I was diagnosed with ASD after adulthood, but I didn't need a paper to see, throughout my whole life, that I struggled and suffer the effects from it. And one thing is that I am aware, as my loved ones like to point out, that I am "tactless" a lot of the times, which can mean I don't realize when I'm being rude, annoying or inconvenient, specially when I can't understand why that'd be.
Because of that, I was often corrected while growing up. Things that I said that were plainly honest, spontaneous or curious were pointed out as bad, usually without a good explanation on why it was bad, just that it was. After that, I'd usually be punished in a way or another, being not getting an explanation, receiving silent treatment and being ignored, having people mad at me, shouting at me, blaming me for a myriad of things or accusing me of things, laughing at me. All that came off as a punishment for being and talking the way I was.
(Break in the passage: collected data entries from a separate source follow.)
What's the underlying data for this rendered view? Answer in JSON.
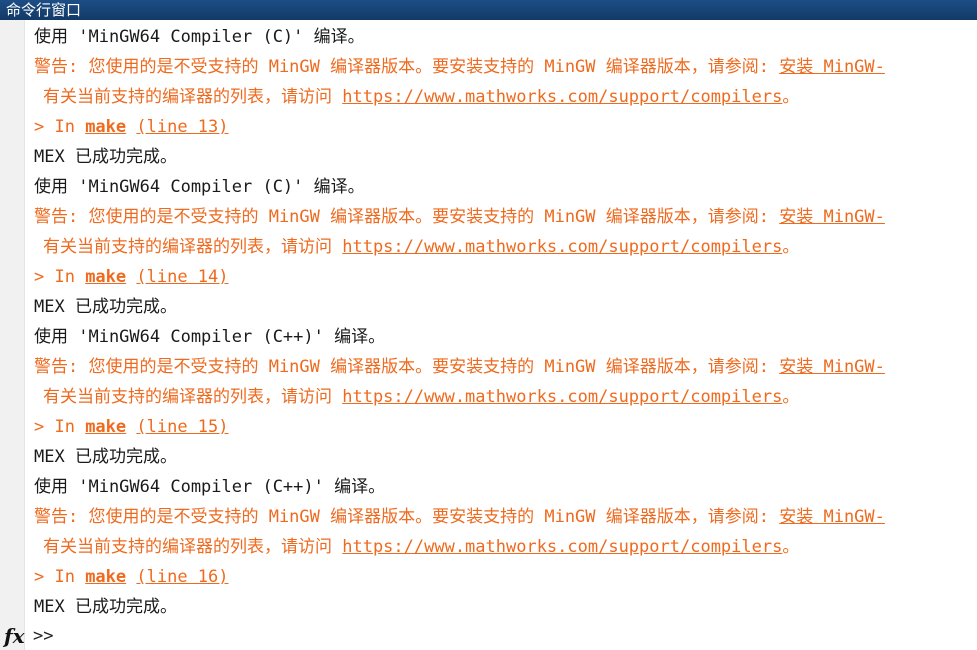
{
  "window": {
    "title": "命令行窗口"
  },
  "console": {
    "blocks": [
      {
        "using": "使用 'MinGW64 Compiler (C)' 编译。",
        "warning_prefix": "警告: 您使用的是不受支持的 MinGW 编译器版本。要安装支持的 MinGW 编译器版本，请参阅: ",
        "install_link": "安装 MinGW-",
        "list_prefix": "有关当前支持的编译器的列表，请访问 ",
        "url": "https://www.mathworks.com/support/compilers",
        "url_suffix": "。",
        "in_prefix": "> In ",
        "func": "make",
        "line_label": "(line 13)",
        "done": "MEX 已成功完成。"
      },
      {
        "using": "使用 'MinGW64 Compiler (C)' 编译。",
        "warning_prefix": "警告: 您使用的是不受支持的 MinGW 编译器版本。要安装支持的 MinGW 编译器版本，请参阅: ",
        "install_link": "安装 MinGW-",
        "list_prefix": "有关当前支持的编译器的列表，请访问 ",
        "url": "https://www.mathworks.com/support/compilers",
        "url_suffix": "。",
        "in_prefix": "> In ",
        "func": "make",
        "line_label": "(line 14)",
        "done": "MEX 已成功完成。"
      },
      {
        "using": "使用 'MinGW64 Compiler (C++)' 编译。",
        "warning_prefix": "警告: 您使用的是不受支持的 MinGW 编译器版本。要安装支持的 MinGW 编译器版本，请参阅: ",
        "install_link": "安装 MinGW-",
        "list_prefix": "有关当前支持的编译器的列表，请访问 ",
        "url": "https://www.mathworks.com/support/compilers",
        "url_suffix": "。",
        "in_prefix": "> In ",
        "func": "make",
        "line_label": "(line 15)",
        "done": "MEX 已成功完成。"
      },
      {
        "using": "使用 'MinGW64 Compiler (C++)' 编译。",
        "warning_prefix": "警告: 您使用的是不受支持的 MinGW 编译器版本。要安装支持的 MinGW 编译器版本，请参阅: ",
        "install_link": "安装 MinGW-",
        "list_prefix": "有关当前支持的编译器的列表，请访问 ",
        "url": "https://www.mathworks.com/support/compilers",
        "url_suffix": "。",
        "in_prefix": "> In ",
        "func": "make",
        "line_label": "(line 16)",
        "done": "MEX 已成功完成。"
      }
    ],
    "prompt": ">>",
    "fx_icon": "fx"
  },
  "colors": {
    "title_bar": "#1d4e86",
    "warning": "#ee6a1e",
    "text": "#1a1a1a"
  }
}
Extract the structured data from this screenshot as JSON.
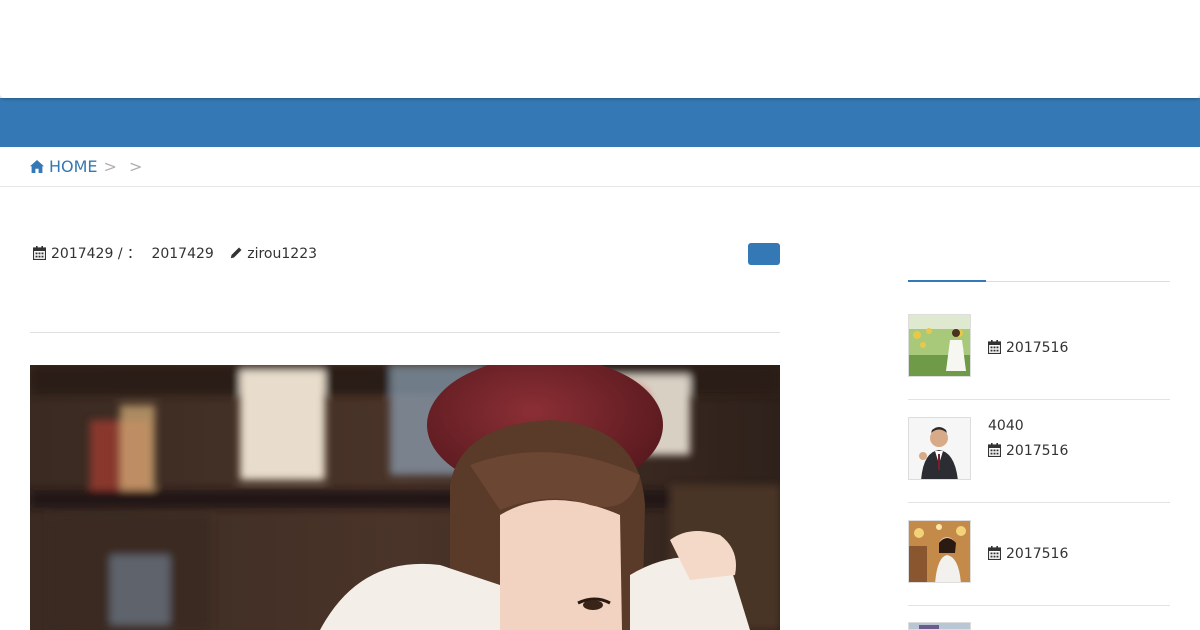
{
  "header": {
    "site_title": ""
  },
  "breadcrumb": {
    "home_label": "HOME",
    "separator_1": ">",
    "separator_2": ">"
  },
  "post_meta": {
    "published_date": "2017429",
    "slash": "/",
    "updated_label": "：",
    "updated_date": "2017429",
    "author": "zirou1223"
  },
  "category_button": {
    "label": ""
  },
  "sidebar": {
    "posts": [
      {
        "title": "",
        "date": "2017516",
        "thumb_icon": "woman-in-sunflower-field-photo"
      },
      {
        "title": "4040",
        "date": "2017516",
        "thumb_icon": "man-in-suit-waving-photo"
      },
      {
        "title": "",
        "date": "2017516",
        "thumb_icon": "woman-at-party-photo"
      }
    ]
  },
  "colors": {
    "accent": "#3478b5",
    "text": "#333333",
    "rule": "#e3e3e3"
  }
}
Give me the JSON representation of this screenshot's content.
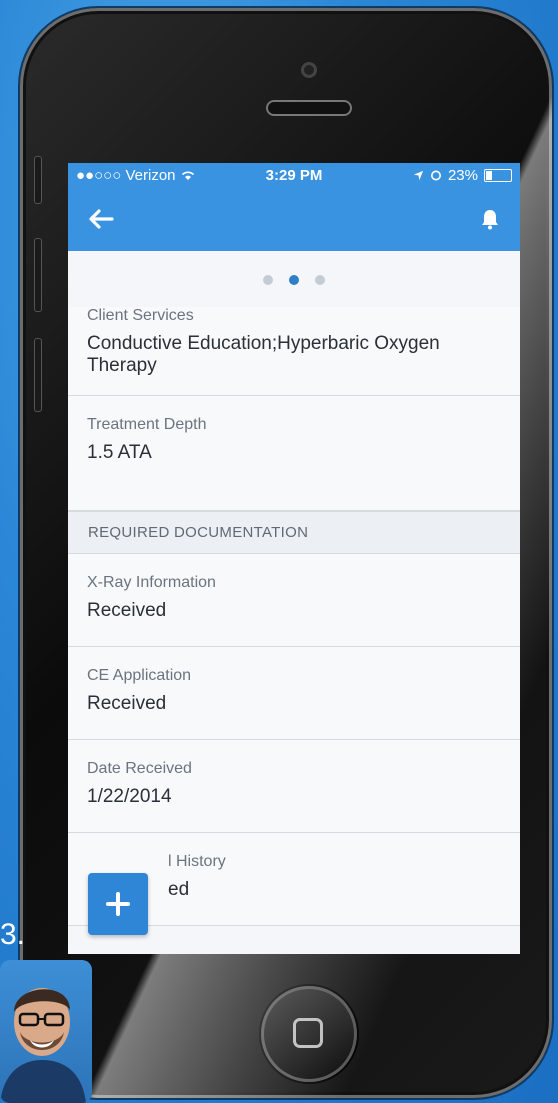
{
  "status_bar": {
    "carrier": "●●○○○ Verizon",
    "time": "3:29 PM",
    "battery": "23%"
  },
  "nav": {
    "back_icon": "back-arrow-icon",
    "notification_icon": "bell-icon"
  },
  "pager": {
    "count": 3,
    "active": 2
  },
  "fields_top": [
    {
      "label": "Client Services",
      "value": "Conductive Education;Hyperbaric Oxygen Therapy"
    },
    {
      "label": "Treatment Depth",
      "value": "1.5 ATA"
    }
  ],
  "section_header": "REQUIRED DOCUMENTATION",
  "fields_docs": [
    {
      "label": "X-Ray Information",
      "value": "Received"
    },
    {
      "label": "CE Application",
      "value": "Received"
    },
    {
      "label": "Date Received",
      "value": "1/22/2014"
    },
    {
      "label": "l History",
      "value": "ed"
    }
  ],
  "fab_icon": "plus-icon",
  "slide_fragment": "3.",
  "colors": {
    "accent": "#3a93e0",
    "fab": "#2f86d6",
    "background": "#2a86d6"
  }
}
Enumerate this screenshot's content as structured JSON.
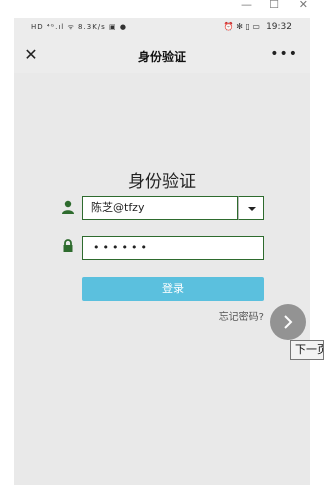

Years ahead, now that I am an adult, I realized I learned something. Instead of learning why saying certain things is bad, I learned to be scared of what I say. I feel tense and constantly try to analyze what I'm gonna say even when that is meaningless because I can't find what could be bad about it in my memories. If I get too relaxed and let the words slip away, I get anxious I might've offended someone. I'm constantly scared to be offensive and be punished again.
That also means I am always scared of being abandoned by the people I love, and my first assumption will always be that I did something offensive without realizing. I know I'm an overall grumpy person, but I tend to be scared of people when they're mad, I tend to get anxious that they'll never want to talk to me again and I'll be alone.
I am exhausted of fights that I don't understand why even happen. Of not understanding why people get mad at me. Of feeling rejected by people I trusted and loved. Of overanalyzing everything I say and still being scared of going through all that again.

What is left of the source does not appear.